Introduction

The following figure presents the architecture of the SLURM (Simple Linux Utility for Resource Management) cluster on the ANITI platform:

The cluster consists of:

An interactive node (isis.aniti.fr)

This is the node on which you must connect to access the compute cluster. This node (Linux Centos7 subsystem) can be used to validate programs before launching them on the cluster Calculation. Because this node is shared among all users, it should not not be used for running long jobs.

 

Compute nodes

These nodes (Linux Centos7 subsystem) are servers dedicated to calculations. The SLURM job manager manages on the calculation nodes the distribution and execution of the processes that you run from the interactive node. A process running on a compute node accesses data hosted on the storage array, performs processing and saves the result to the array.

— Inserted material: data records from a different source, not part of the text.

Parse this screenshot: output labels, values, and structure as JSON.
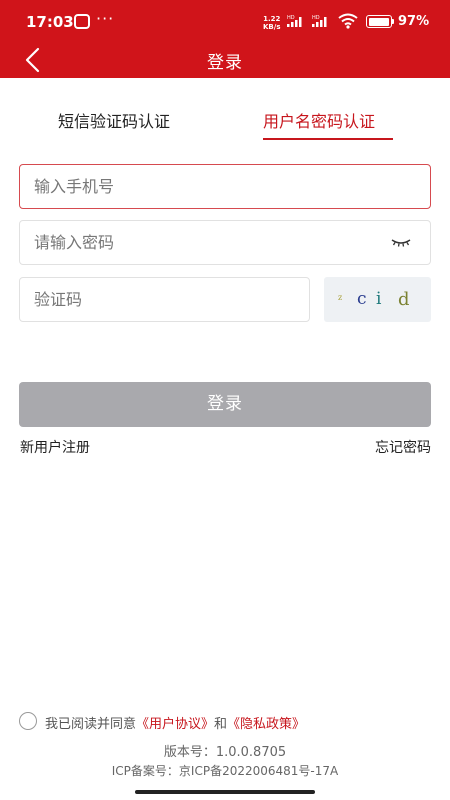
{
  "status_bar": {
    "time": "17:03",
    "more": "···",
    "speed_value": "1.22",
    "speed_unit": "KB/s",
    "battery": "97%"
  },
  "header": {
    "title": "登录"
  },
  "tabs": [
    {
      "label": "短信验证码认证",
      "selected": false
    },
    {
      "label": "用户名密码认证",
      "selected": true
    }
  ],
  "form": {
    "phone_placeholder": "输入手机号",
    "password_placeholder": "请输入密码",
    "captcha_placeholder": "验证码",
    "captcha_chars": [
      "z",
      "c",
      "i",
      "d"
    ],
    "login_label": "登录"
  },
  "links": {
    "register": "新用户注册",
    "forgot": "忘记密码"
  },
  "agreement": {
    "prefix": "我已阅读并同意",
    "user_agreement": "《用户协议》",
    "conj": "和",
    "privacy_policy": "《隐私政策》"
  },
  "footer": {
    "version": "版本号：1.0.0.8705",
    "icp": "ICP备案号：京ICP备2022006481号-17A"
  },
  "colors": {
    "brand_red": "#d0141a",
    "disabled_button": "#a9a9ad"
  }
}
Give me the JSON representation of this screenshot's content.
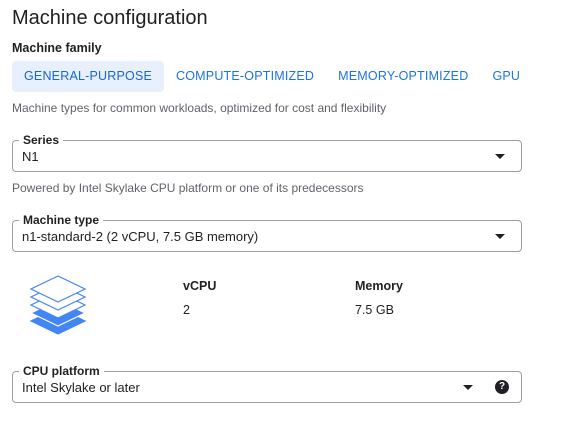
{
  "title": "Machine configuration",
  "machine_family": {
    "label": "Machine family",
    "tabs": [
      {
        "label": "GENERAL-PURPOSE",
        "selected": true
      },
      {
        "label": "COMPUTE-OPTIMIZED",
        "selected": false
      },
      {
        "label": "MEMORY-OPTIMIZED",
        "selected": false
      },
      {
        "label": "GPU",
        "selected": false
      }
    ],
    "description": "Machine types for common workloads, optimized for cost and flexibility"
  },
  "series": {
    "label": "Series",
    "value": "N1",
    "helper": "Powered by Intel Skylake CPU platform or one of its predecessors"
  },
  "machine_type": {
    "label": "Machine type",
    "value": "n1-standard-2 (2 vCPU, 7.5 GB memory)"
  },
  "specs": {
    "icon": "layers-stack-icon",
    "vcpu_label": "vCPU",
    "vcpu_value": "2",
    "memory_label": "Memory",
    "memory_value": "7.5 GB"
  },
  "cpu_platform": {
    "label": "CPU platform",
    "value": "Intel Skylake or later",
    "help_icon": "help-icon"
  },
  "colors": {
    "accent": "#1a73e8",
    "selected_tab_bg": "#e8f0fe",
    "border": "#9aa0a6",
    "helper_text": "#5f6368",
    "icon_blue": "#4285f4"
  }
}
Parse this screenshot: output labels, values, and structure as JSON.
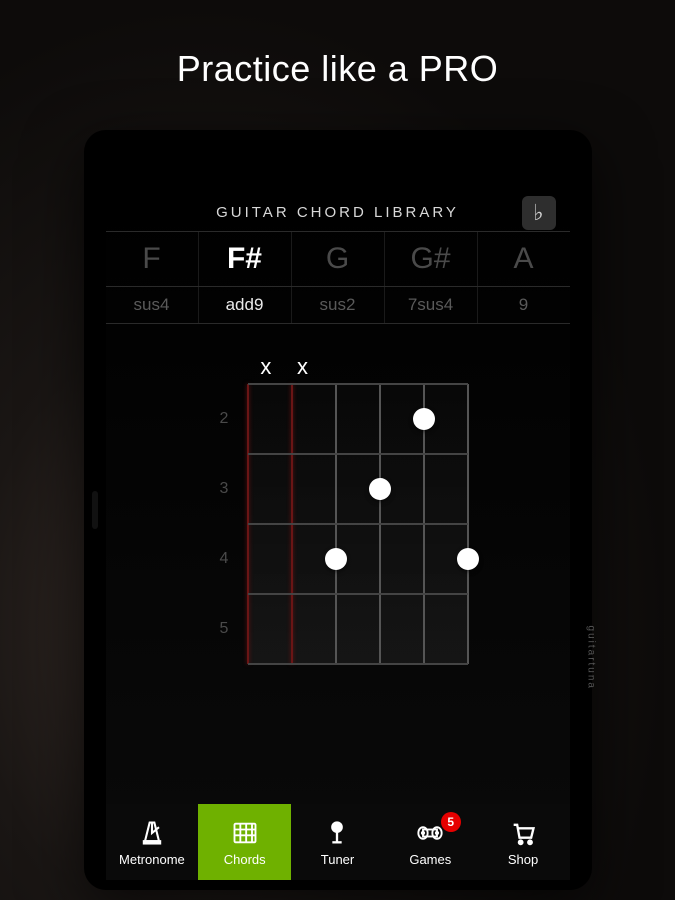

Compute nodes are divided into 2 categories:

  • 4 Intel Xeon Gold 6240 18-core dual-processor computing nodes at 2.6 Ghz, and 384 GB of RAM.
    Multithreading is enabled on these servers.
    These nodes are grouped into a Slurm partition that we have named "CPU-Nodes". This is the default partition.
    This partition will be dedicated to processing that does not use GPUs.
    Each process will be limited to 72 threads and/or 368 GB of RAM.
    On the other hand, the number of processes created by a Job, a Job Step or a Task is limited only by the total size of the partition (and the availability of resources): for example a single Job will be able to execute, in parallel, 2 Steps of 2 Tasks each, with each Task creating 72 threads. This Job will use 288 threads (144 CPUs) and will be distributed on the 4 nodes.
  • 3 compute nodes each with 3 Nvidia graphics cards Quadro RTX 8000 (48GB RAM).
    Multithreading is not enabled on these nodes.
    These nodes are grouped in a partition Slurm we named "GPU-Nodes". This partition is intended for processing that takes advantage of computing power provided by GPU processors. Deep's Frameworks Learning (TensorFlow, Pytorch, ...) are the perfect example.

 

A storage bay

With a capacity of approximately 200 TB, this storage is provided by ATLAS storage at the CALMIP mesocentre. Data is accessible from the node interactive and computing nodes via the GPFS protocol.